Hubble certainly isn't the only long-lived spacecraft running on an antiquated processor. NASA launched the Chandra X-Ray Observatory in 1999, but its project manager, Roger Brissenden of the Harvard-Smithsonian Center for Astrophysics told PM that because spacecraft concepts are designed years in advance, Chandra carries computing technology that is even older than that. The observatory carries a VAX computing architecture, he said, and a 1750A processor that is roughly the equivalent of a 386, though it didn't occur to him until well after the launch just how quickly those systems would become outdated. The Chandra team has its own mock-up of the telescope's insides, just like Hubble has VEST, where scientists can train to interact with the real Chandra systems. But while most scientists associated with Hubble or Chandra are worried first about problems in the telescope, Brissenden said that he can't forget about problems on the ground, like damage to the duplicate here on earth or glitches in the software he uses to talk to Chandra. Once, he said, he and his colleagues had to rig up a VAX emulator on a LinuxBox computer to talk to Chandra. It worked—the machine didn't know it's talking to an emulator.
While Hubble and Chandra operators have to deal with outdated computer systems running their observatories, at least those craft are orbiting Earth (though Chandra is in high orbit and can't be serviced by a shuttle). Ed Massey is the manager of the Voyager Interstellar Mission, and both Voyagers are now approaching the boundaries of our solar system, billions of miles from Earth.

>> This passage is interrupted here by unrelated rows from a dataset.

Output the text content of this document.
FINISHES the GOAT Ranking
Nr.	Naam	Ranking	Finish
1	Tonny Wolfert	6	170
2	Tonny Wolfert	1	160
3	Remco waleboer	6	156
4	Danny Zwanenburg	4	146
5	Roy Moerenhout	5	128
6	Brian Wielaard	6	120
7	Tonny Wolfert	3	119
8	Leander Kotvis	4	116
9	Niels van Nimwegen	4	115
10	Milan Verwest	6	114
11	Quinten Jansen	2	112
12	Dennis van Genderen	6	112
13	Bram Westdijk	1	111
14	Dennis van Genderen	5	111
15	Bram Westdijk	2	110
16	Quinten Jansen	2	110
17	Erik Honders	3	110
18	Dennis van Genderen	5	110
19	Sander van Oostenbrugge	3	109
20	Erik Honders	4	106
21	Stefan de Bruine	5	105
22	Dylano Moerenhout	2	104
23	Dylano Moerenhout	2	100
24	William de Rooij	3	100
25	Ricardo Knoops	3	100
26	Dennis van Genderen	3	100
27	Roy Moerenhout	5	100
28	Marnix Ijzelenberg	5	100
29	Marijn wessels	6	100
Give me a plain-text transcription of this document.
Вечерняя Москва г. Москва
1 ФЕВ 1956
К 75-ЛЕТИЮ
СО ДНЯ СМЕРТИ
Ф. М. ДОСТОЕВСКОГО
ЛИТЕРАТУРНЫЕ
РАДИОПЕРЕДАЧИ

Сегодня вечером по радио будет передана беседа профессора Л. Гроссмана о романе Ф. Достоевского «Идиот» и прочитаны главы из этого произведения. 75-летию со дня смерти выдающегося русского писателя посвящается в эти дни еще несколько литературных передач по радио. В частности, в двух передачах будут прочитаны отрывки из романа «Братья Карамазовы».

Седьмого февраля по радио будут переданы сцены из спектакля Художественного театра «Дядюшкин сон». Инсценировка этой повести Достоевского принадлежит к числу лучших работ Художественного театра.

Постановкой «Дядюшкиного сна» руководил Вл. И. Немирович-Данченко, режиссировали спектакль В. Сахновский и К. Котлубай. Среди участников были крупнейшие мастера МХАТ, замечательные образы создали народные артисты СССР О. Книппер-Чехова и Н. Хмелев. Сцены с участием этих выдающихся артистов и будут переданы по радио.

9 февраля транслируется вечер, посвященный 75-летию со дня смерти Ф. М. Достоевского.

But Massey said the hardest part about running Voyager 1 and 2, besides the great distance, is that most of the people who designed and operated the Voyager craft in the late 1970s have now gone. "New people have to learn old technology," he said. That turns off some scientists from working on the mission, he said, but it draws in others who are excited about the opportunity to work with the vintage computing systems that operate two of the most famous space missions in history.
Each Voyager has three computer systems, with a combined total of around 64k of memory. "The amount of computing power it has is far less that the two gig memory stick you carry around," he told PM. Sometimes, he said, he wishes that the Voyagers carried modern computer chips and memory. That would make his life a lot easier, he said, and the Voyager mission might have been able to take far more photographs if the crafts had more memory and could store images digitally, rather than on tape. But, he said, the old-fashioned computers get the job done, beaming the first close-ups of Jupiter, Saturn, Uranus and Neptune back to Earth.
Brissenden agreed: "Sometimes simple is good." Chandra's two-decades old computer system has only 768k of memory, he said, but with all the things that could go wrong with a machine in space, that's not such a bad thing. And Hendrix said the Hubble team is on the same page. Even though NASA can send astronauts up to Hubble, we can't exactly upgrade the system to 2008 computer and electrical technology. When the space shuttle Atlantis finally reaches Hubble, the crew plans to install a backup version of the Science Instrument Control and Data Handling unit (SICDH) and a slate of other upgrades, but the 486 chip will remain. While Hubble's dated hardware probably couldn't run World of Warcraft, Hendrix says that the telescope's computer systems do exactly what they need to do. "It's really reliable," she said. "There really is no need to upgrade it."